The Atlantic City Conference of 1929 is considered by most crime historians as the earliest organized crime summit held in the United States and held a major impact on the future direction of the underworld, it held more importance and significance than the Havana Conference of 1946 and the Appalachian meeting of 1957, representing the first concrete move toward a "National Crime Syndicate". Some historians such as T. J. English believe that it was by no means representative of the ethnic make-up of the country's criminal element, being that the delegations consisted of mostly Italian and Jewish crime leaders, with only 2 Irish criminals in attendance, one being the body guard of Al Capone and the other a dominant force in bootlegging activities who chose voluntary retirement to Little Rock, Arkansas, at the end of Prohibition. With the lack of a substantial Irish delegation, one might conclude that this could have been the beginning of underworld domination by the Italian and Jewish leaders. The Irish still possessed an influential presence in America's criminal and political worlds and had a number of dominant crime leaders in New York, Boston and Philadelphia that were not invited and eliminated soon afterward, leading some to believe it was decided the Irish were to be left on the fringes of the underworld.[2] Bootlegging was the most lucrative criminal activity in the North American underworld from the advent of Prohibition in 1920 until its end in 1932. Arnold Rothstein, Charles "Lucky" Luciano, John "The Fox" Torrio, Meyer Lansky, Frank Costello and Alphonse "Al Scarface" Capone were some of the most prominent mobsters and bootleggers throughout the United States during the Prohibition era.
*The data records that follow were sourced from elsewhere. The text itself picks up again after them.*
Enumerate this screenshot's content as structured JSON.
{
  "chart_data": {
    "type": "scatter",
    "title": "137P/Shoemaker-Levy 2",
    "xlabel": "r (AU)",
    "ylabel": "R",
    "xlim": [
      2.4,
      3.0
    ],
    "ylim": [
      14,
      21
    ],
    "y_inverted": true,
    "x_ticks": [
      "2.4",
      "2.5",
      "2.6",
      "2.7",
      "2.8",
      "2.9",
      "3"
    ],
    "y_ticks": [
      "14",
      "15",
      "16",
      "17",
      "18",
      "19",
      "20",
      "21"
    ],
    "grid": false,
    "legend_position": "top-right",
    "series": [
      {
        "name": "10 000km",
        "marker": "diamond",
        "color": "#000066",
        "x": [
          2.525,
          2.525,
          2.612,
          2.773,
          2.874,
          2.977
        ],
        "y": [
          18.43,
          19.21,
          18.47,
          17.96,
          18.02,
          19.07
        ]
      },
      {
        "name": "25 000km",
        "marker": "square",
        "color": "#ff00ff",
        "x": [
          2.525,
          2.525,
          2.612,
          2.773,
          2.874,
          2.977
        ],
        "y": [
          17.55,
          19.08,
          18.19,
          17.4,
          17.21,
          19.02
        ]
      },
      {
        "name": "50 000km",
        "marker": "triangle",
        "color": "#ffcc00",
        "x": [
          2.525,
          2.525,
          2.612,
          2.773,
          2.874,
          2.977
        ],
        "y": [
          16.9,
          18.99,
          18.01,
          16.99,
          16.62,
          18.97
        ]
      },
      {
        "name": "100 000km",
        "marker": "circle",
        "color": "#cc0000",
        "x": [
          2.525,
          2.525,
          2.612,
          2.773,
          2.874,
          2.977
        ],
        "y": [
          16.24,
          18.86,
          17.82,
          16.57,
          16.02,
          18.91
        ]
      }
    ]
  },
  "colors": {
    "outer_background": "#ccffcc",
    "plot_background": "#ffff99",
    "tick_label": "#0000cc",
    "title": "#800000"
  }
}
The leaders or Bosses at the conference allegedly discussed, among other issues, the violent bootleg wars in New York and Chicago, the systematic elimination of various Irish-American gangsters presently dominating underworld activities and influencing politics in the largest cities across the United States, diversification and investment into legal liquor ventures, the expansion of illegal operations to offset profit loss from the probable repeal of Prohibition, but most importantly the crime leaders came together for the reorganization and consolidation of the underworld into a "National Crime Syndicate".